If you look at the help pages for cor
(?cor
) you will see that you may specify the type of correlation used for analysis. Commonly used are Pearson’s (default) and Spearman’s correlation coefficient. The difference between these two is that the Spearman’s correlation coefficient does not assume normally distributed data. This is basically a correlation of ranks. The highest number in a series of numbers will have the highest rank and the smallest will be given the lowest ( = 1).
We can prove this! The rank
function gives a ranking to each number. We first panel of our figure (Figure 14.2) the data as raw continuous values and the second transfomed to ranks.
library(cowplot)
<- dat %>%
raw ggplot(aes(SQUAT_VOLUME, DXA_LBM_T1)) + geom_point() + theme_minimal()
<- dat %>%
rank ggplot(aes(rank(SQUAT_VOLUME),
rank(DXA_LBM_T1))) + geom_point() + theme_minimal()
plot_grid(raw, rank, labels = c("A", "B"))
We can see in the figure that the relationship persist after rank transformation.
To use the Spearman’s correlation coefficient we specify "spearman"
in the cor.test
function.
cor.test(dat$SQUAT_VOLUME, dat$DXA_LBM_T1, method = "spearman")
Spearman's rank correlation rho
data: dat$SQUAT_VOLUME and dat$DXA_LBM_T1
S = 2167.4, p-value = 0.00338
alternative hypothesis: true rho is not equal to 0
sample estimates:
rho
0.5178259
To see that this is similar to using Pearson’s correlation coefficient with ranked data.
cor.test(rank(dat$SQUAT_VOLUME, na.last = NA), rank(dat$DXA_LBM_T1, na.last = NA),
method = "pearson")
The p-values are identical.

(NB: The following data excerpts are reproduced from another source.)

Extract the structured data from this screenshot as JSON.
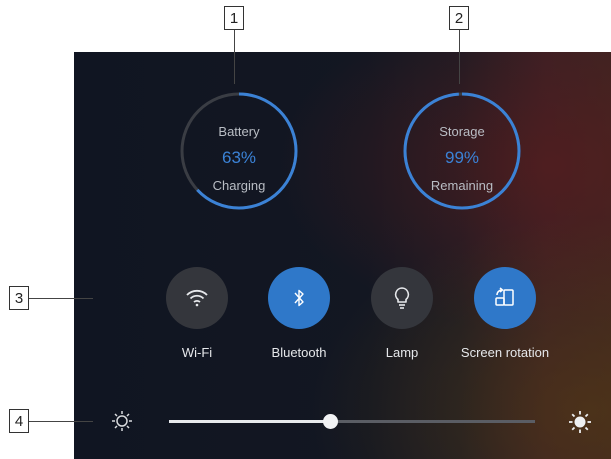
{
  "callouts": [
    "1",
    "2",
    "3",
    "4"
  ],
  "battery": {
    "title": "Battery",
    "value": "63%",
    "status": "Charging",
    "level": 0.63
  },
  "storage": {
    "title": "Storage",
    "value": "99%",
    "status": "Remaining",
    "level": 0.99
  },
  "toggles": [
    {
      "label": "Wi-Fi",
      "state": "off",
      "icon": "wifi-icon"
    },
    {
      "label": "Bluetooth",
      "state": "on",
      "icon": "bluetooth-icon"
    },
    {
      "label": "Lamp",
      "state": "off",
      "icon": "lamp-icon"
    },
    {
      "label": "Screen rotation",
      "state": "on",
      "icon": "screen-rotation-icon"
    }
  ],
  "brightness": {
    "level": 0.44,
    "low_icon": "brightness-low-icon",
    "high_icon": "brightness-high-icon"
  },
  "colors": {
    "accent": "#2f78c9",
    "gauge_track": "#3a3d44",
    "toggle_off": "#34363c"
  }
}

Success! Another statistical mystery unlocked!
In this case the interpretation of tests using ranked data and un-transformed data are very similar. When do we use the rank based correlation? In cases when assumptions for the Pearson correlation are not met, a rank based correlation will protect us from making bad decisions. When, for example, a single data point “drives” a correlation, the the rank-based correlation (Spearman’s) will be less likely to suggest a strong relationship in the population from where we drew our sample.
It is now very important to stop and think about the estimates that we arrived to above. We have concluded that lean body mass correlate quite well with squat volume calculated as the amount of weight lifted per week. Does this mean that individuals that exercise with higher volumes have more muscle? Perhaps, but could it also mean that individuals that are taller and heavier work out with greater resistance? Perhaps. In any case, the correlation (and regression) analysis of snap-shot observational data can trick us into believing that the mathematical relationship also indicate a causal relationship. We have to thread carefully when interpreting associations (Spiegelhalter 2019, chaps. 2, 4 and 5), this is were your subject-matter knowledge is handy.
The correlation coefficient has many similarities with a univariate regression model. Correlations measures strength of association, but the regression model comes with benefits in terms of interpretation. The correlation only takes two variables but we can extend the regression model. When we think that data do not match our assumptions we can do correlation analysis using Spearman’s rank correlation to avoid biased estimates of estimation.